Santana may not ring a bell, but between the 1960s and 1990s, it was a Spanish tuner specializing in off-road vehicles. Before going bankrupt in the 2000s, Santana acquired technical bases from Land Rover and then Suzuki to create models adapted to the Iberian market, but also exported to Latin America, North Africa, and the Middle East. Since a last partnership with Iveco in 2006, the brand had fallen silent. After 14 years of inactivity, it will return in 2025.
If Santana returns, so will its Spanish production, since we already know that its future model, which it has just announced, will be assembled in Andalusia. To relaunch the project, the brand was able to count on capital from a joint venture launched between Nissan in Japan and Dongfeng in China. It's clear that the model in question will be a pickup, especially since it will be a rebadged Nissan Frontier Pro. Designed for China, the model was recently presented at the Shanghai Motor Show and comes in the form of a plug-in hybrid.
To launch in Europe, it will still be necessary to revise the car's copy, since the Old Continent is no longer at all flexible on the question of plug-in hybrids, especially the heavier and theoretically more polluting ones. With 408 hp (4 cylinders 1.5 liters) in China, the Nissan Frontier Pro will not inherit the future Santana model's entire technical specifications. It should still aim for a 100 kilometers of autonomy in all-electric mode.
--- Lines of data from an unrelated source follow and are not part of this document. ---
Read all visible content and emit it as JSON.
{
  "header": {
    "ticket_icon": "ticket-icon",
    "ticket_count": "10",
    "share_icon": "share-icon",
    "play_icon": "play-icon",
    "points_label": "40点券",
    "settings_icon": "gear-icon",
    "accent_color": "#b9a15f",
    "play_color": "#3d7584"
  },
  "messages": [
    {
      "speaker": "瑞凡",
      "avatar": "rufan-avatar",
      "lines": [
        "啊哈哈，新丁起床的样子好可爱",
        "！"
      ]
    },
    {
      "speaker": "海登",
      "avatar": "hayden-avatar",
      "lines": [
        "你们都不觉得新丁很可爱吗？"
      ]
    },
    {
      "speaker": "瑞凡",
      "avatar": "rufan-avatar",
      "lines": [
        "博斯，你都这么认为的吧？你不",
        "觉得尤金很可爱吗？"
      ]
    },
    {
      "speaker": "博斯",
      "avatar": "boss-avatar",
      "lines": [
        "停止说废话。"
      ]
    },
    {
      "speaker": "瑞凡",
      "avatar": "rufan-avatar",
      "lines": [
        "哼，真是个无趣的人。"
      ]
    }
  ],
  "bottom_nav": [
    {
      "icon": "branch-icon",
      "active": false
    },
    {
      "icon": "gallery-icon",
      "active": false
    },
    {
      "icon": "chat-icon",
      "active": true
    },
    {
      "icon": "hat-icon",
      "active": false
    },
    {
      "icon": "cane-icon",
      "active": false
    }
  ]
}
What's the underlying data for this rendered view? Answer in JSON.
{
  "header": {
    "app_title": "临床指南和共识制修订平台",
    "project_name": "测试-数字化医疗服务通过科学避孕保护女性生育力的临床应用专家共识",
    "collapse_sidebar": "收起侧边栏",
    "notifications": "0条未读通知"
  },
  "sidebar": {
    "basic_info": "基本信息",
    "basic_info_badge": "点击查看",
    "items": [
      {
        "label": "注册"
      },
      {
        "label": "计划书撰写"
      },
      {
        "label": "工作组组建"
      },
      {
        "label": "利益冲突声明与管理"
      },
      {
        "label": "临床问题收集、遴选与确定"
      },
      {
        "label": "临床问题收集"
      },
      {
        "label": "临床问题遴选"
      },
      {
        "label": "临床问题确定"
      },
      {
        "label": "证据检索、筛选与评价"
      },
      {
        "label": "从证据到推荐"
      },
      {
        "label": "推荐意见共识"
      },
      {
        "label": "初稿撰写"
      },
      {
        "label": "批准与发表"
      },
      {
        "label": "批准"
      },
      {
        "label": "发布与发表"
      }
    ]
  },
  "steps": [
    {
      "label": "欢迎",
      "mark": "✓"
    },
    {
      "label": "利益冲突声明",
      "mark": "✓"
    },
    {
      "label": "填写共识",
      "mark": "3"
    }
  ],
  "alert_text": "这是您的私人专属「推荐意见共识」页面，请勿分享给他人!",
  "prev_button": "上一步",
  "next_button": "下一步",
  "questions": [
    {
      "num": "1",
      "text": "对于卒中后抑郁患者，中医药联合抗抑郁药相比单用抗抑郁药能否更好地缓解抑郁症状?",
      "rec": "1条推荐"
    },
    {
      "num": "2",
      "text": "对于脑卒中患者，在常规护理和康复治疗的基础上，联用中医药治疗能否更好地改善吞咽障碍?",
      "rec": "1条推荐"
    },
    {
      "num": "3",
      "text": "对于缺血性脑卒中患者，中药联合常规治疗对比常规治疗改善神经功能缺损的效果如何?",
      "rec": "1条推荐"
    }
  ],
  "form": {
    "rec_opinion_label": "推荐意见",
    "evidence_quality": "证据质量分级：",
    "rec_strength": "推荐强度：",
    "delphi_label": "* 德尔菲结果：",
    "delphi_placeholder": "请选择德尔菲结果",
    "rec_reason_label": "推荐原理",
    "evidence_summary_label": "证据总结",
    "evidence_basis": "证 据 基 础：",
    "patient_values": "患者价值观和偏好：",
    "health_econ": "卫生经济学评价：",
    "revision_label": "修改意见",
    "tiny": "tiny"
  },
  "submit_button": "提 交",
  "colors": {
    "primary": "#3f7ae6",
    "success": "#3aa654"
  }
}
In Spain, Santana will not be the first brand to relaunch, and even less so with Chinese funds. Earlier, the former truck manufacturer Ebro made its big comeback, supported by the Chinese brand Chery. The brand uses a former Nissan factory near Barcelona to produce rebadged copies of Chery's Tiggo SUV (a competitor, or copy, of the Toyota RAV-4). At Kia, they took advantage of Spain's central position in Europe (and in particular the Barcelona region) for the automobile industry to present a whole range of new models, from an electric city car for less than 25,000 euros to an electric van.